While not every segment of the economy will be pulled into this maelstrom immediately, we can now begin to see where the changes will occur. The challenge for each of us is to anticipate how those changes will affect our organizations, and to use them to create lasting competitive advantage in the dawn of the new economy.
 

Figure 1

 

There are three fundamental structures that govern the nature of all economic activity: supply, demand, and the way in which value is exchanged between them. At its most rudimentary level, the entire economy can be viewed as a universe made up of just these three elements: value producing, value consuming, and value exchanging entities.

However, the ways in which each of these elements is constituted, and how each relates to the others, are by no means set in stone. In fact, these entities change their boundaries and behaviors based on a number of different circumstances.

While most of us would readily subscribe to the idea that supply influences demand, we're not nearly as comfortable with the idea that the way in which value is exchanged influences supply, or that the way in which transactions occur can influence demand. Yet the internet, as a signaling, coordination, and value-exchange mechanism, is reshaping the fundamental organization of economic activity along those very lines.

Economists have long debated the underlying principles that give rise to the overall structure of the economy. While there are many different models that attempt to explain the natural organization of economic activity, the internet has brought three dominant economic organizational forms into prominent and stark relief: hierarchies, networks, and markets.
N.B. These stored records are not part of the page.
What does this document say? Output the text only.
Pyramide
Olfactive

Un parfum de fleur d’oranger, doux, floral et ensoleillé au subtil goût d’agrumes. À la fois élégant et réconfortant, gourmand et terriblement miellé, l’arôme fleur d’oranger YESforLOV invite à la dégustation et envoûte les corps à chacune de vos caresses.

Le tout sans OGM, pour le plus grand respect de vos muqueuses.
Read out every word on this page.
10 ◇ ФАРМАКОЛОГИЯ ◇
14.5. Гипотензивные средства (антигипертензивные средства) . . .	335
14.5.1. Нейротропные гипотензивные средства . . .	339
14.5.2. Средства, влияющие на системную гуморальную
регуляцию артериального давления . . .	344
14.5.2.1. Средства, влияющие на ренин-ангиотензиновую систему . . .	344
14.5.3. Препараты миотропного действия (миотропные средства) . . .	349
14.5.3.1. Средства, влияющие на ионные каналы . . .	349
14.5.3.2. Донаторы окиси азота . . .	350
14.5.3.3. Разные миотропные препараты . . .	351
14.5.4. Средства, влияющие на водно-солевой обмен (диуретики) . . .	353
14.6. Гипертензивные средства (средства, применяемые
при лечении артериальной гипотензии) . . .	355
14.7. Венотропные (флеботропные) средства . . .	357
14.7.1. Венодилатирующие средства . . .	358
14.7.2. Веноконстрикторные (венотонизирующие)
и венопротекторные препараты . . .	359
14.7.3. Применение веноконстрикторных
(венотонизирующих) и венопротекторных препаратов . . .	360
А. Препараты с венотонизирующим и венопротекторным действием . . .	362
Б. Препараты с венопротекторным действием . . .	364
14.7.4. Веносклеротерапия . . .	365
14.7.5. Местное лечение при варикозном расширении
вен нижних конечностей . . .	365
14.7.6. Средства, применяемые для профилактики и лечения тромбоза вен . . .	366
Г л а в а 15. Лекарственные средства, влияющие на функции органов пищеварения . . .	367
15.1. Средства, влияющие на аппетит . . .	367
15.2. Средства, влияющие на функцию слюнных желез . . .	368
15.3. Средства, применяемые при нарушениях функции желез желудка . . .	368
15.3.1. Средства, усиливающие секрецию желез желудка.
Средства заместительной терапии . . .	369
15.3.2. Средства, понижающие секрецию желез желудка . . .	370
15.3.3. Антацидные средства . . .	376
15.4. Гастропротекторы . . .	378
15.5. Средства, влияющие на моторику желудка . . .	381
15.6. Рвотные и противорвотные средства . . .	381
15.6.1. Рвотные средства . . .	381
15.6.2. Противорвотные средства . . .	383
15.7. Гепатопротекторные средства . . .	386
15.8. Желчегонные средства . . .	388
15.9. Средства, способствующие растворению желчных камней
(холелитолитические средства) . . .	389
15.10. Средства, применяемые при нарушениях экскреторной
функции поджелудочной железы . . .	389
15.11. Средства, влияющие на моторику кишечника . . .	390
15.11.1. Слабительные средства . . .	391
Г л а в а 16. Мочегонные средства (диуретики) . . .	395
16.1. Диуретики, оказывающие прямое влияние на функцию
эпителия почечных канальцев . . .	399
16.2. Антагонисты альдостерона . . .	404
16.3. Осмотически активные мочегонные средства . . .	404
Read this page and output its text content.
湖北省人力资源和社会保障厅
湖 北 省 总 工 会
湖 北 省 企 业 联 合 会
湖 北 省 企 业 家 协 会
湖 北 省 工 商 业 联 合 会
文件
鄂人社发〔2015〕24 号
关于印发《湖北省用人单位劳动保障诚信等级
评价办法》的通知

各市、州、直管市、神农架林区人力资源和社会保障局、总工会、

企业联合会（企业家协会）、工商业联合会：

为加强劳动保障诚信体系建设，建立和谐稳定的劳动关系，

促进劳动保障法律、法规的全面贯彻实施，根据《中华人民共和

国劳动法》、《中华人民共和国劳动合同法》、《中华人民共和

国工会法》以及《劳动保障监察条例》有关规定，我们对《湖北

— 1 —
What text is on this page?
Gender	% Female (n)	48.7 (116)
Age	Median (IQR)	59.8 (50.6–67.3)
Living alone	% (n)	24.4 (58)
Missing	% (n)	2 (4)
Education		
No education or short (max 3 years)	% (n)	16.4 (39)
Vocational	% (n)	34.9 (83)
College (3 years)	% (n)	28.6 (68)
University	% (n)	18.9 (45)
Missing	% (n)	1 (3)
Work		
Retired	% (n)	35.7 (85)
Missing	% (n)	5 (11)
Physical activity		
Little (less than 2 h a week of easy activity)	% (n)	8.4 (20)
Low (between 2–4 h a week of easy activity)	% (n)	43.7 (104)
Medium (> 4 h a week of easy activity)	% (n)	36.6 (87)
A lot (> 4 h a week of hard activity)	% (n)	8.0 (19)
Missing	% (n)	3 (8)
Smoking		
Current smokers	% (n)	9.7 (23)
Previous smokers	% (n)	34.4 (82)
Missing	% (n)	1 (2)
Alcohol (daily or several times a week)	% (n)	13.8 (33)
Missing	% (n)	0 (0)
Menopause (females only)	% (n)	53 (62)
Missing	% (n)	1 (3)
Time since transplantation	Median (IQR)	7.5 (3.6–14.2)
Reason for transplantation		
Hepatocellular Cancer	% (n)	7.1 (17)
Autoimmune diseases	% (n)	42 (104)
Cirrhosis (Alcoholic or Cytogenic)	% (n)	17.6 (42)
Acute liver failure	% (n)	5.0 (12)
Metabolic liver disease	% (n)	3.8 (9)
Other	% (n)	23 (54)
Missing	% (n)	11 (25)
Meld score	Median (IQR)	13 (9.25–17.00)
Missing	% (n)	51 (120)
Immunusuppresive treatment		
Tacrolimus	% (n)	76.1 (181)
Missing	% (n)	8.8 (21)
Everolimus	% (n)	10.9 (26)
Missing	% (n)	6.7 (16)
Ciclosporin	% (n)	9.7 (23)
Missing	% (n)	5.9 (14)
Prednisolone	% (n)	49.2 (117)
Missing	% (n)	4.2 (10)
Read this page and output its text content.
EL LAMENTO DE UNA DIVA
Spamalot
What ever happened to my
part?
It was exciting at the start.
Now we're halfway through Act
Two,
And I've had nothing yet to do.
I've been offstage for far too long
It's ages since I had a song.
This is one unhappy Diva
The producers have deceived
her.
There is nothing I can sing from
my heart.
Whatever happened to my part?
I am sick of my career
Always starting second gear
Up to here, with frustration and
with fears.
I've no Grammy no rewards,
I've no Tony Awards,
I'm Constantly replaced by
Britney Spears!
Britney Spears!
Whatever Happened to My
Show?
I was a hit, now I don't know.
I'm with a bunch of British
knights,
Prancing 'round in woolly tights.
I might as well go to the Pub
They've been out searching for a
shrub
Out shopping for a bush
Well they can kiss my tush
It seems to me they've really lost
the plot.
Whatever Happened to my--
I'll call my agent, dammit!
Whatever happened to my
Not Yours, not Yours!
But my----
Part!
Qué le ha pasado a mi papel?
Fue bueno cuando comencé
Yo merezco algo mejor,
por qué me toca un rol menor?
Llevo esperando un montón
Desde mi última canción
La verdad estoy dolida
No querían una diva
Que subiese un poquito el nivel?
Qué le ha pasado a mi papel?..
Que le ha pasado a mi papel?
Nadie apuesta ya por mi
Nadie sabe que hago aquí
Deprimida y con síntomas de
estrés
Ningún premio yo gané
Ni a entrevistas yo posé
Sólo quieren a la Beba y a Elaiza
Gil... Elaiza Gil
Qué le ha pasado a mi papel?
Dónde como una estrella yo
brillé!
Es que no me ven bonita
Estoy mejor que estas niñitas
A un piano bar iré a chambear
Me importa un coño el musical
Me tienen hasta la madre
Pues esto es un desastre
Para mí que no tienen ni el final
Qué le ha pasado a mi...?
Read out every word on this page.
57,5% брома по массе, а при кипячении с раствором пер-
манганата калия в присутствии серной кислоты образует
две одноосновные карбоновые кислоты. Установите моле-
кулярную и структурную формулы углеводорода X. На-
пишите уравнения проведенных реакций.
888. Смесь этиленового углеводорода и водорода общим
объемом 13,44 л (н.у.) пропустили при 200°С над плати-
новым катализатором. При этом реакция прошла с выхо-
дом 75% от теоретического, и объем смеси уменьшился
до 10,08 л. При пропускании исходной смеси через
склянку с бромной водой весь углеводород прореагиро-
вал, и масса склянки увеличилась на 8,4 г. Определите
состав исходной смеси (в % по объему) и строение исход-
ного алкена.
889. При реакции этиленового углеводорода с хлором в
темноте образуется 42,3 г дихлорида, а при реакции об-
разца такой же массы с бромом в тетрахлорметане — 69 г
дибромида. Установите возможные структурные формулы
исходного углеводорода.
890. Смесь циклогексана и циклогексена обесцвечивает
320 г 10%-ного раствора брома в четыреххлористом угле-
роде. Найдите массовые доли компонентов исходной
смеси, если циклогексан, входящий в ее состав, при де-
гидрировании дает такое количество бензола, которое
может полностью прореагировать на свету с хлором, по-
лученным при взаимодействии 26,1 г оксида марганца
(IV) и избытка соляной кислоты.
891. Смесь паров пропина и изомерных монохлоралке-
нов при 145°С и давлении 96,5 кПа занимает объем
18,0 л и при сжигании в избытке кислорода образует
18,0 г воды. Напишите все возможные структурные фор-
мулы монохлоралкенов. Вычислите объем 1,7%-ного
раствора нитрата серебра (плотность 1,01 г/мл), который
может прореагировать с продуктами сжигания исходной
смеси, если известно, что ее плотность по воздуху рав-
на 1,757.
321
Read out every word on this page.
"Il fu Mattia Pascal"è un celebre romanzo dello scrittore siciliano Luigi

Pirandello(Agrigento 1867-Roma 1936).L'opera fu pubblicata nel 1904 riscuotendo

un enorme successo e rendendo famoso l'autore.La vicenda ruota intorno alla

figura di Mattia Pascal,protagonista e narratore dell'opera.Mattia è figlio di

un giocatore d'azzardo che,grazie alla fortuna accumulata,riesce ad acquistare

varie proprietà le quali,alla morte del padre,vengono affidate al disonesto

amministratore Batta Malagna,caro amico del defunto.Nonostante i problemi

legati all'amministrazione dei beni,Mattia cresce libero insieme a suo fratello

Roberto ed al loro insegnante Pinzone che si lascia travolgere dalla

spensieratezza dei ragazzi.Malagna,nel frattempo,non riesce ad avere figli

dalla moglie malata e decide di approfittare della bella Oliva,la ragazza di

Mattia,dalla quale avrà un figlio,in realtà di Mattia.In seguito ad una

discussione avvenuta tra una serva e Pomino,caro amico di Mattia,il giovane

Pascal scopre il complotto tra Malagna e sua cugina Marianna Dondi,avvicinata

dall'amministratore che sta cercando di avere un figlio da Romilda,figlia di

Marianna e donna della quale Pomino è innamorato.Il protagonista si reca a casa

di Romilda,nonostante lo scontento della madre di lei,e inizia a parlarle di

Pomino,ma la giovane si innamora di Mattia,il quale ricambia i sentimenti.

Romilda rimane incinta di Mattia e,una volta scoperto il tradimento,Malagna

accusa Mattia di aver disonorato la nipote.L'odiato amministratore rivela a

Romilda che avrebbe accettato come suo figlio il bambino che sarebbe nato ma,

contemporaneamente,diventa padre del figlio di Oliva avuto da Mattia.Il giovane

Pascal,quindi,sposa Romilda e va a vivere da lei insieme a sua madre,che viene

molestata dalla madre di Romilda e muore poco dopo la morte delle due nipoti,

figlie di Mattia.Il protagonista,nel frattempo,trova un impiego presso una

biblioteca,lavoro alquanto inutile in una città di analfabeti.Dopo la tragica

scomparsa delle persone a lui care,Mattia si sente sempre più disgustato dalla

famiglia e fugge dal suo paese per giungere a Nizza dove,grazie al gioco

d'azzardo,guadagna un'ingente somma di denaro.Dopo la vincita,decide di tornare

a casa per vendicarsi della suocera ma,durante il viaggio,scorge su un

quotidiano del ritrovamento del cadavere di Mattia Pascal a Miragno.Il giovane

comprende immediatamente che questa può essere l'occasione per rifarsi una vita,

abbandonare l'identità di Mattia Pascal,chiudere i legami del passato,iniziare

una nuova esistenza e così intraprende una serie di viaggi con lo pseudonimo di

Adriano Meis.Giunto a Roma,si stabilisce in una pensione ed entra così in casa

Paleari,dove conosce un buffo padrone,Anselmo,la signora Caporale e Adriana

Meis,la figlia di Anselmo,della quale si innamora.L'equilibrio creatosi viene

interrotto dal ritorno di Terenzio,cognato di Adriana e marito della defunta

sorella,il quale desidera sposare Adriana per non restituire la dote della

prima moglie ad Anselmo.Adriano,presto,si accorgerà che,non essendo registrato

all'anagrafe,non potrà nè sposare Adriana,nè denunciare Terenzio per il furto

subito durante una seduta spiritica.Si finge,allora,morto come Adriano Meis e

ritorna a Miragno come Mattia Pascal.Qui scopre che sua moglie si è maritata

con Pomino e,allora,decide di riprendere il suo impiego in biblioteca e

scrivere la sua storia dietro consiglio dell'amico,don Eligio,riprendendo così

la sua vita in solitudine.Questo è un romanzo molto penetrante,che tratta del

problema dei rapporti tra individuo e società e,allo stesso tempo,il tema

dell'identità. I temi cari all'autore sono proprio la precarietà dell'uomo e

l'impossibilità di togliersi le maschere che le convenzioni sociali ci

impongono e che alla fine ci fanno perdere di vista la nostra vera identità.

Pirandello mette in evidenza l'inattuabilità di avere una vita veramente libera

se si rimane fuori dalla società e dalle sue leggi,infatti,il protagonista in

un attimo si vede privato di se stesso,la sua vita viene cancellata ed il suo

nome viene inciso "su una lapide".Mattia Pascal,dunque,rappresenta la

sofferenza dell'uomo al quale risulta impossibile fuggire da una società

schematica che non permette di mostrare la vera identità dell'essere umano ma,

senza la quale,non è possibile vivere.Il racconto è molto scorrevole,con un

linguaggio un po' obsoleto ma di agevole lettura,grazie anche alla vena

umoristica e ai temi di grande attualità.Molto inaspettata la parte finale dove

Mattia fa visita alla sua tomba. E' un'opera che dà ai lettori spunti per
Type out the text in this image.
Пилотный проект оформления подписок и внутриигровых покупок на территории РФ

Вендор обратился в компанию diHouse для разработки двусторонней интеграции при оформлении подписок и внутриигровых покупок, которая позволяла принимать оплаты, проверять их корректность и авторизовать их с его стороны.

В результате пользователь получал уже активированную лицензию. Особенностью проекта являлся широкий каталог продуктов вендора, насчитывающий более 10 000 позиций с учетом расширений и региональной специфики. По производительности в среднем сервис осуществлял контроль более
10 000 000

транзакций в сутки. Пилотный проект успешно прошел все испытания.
It's well understood that each of these forms becomes a preferred economic structure under certain conditions. Here are some rules of thumb:

Since most economies have lengthy histories, most have also built up legacy structures. For most of the industrialized world, hierarchies (and to a lesser extent markets) make up the dominant economic pattern. However, the adoption of the internet, with its ubiquity, transparency and speed, has begun to influence the circumstances that determine how and where each of these forms will be successful in future.

In the pending evolution of economic activity, the internet is no less than an extinction-level event, pitting networks, markets and hierarchies against each other in ways that Adam Smith and Charles Darwin could scarcely have imagined.
 


Understanding the Opportunities

 

Figure 2

 

The challenge then becomes one of understanding what opportunities will emerge due to the changes in organizational structure of economic activity. For the moment, venture capitalists have put their money on the internet as a first-rate mechanism for market signaling, customer acquisition and value exchange. Clearly, the technology has already demonstrated that it can have a dramatic influence on market-facing activities such as generating awareness, and promoting loyalty, and encouraging transactions.

However, the question remains one of how the internet will ultimately reshape the rest of economic activity and whether these initial changes are just the beginning of a much larger and more profound transition to fundamentally new forms of economic structures.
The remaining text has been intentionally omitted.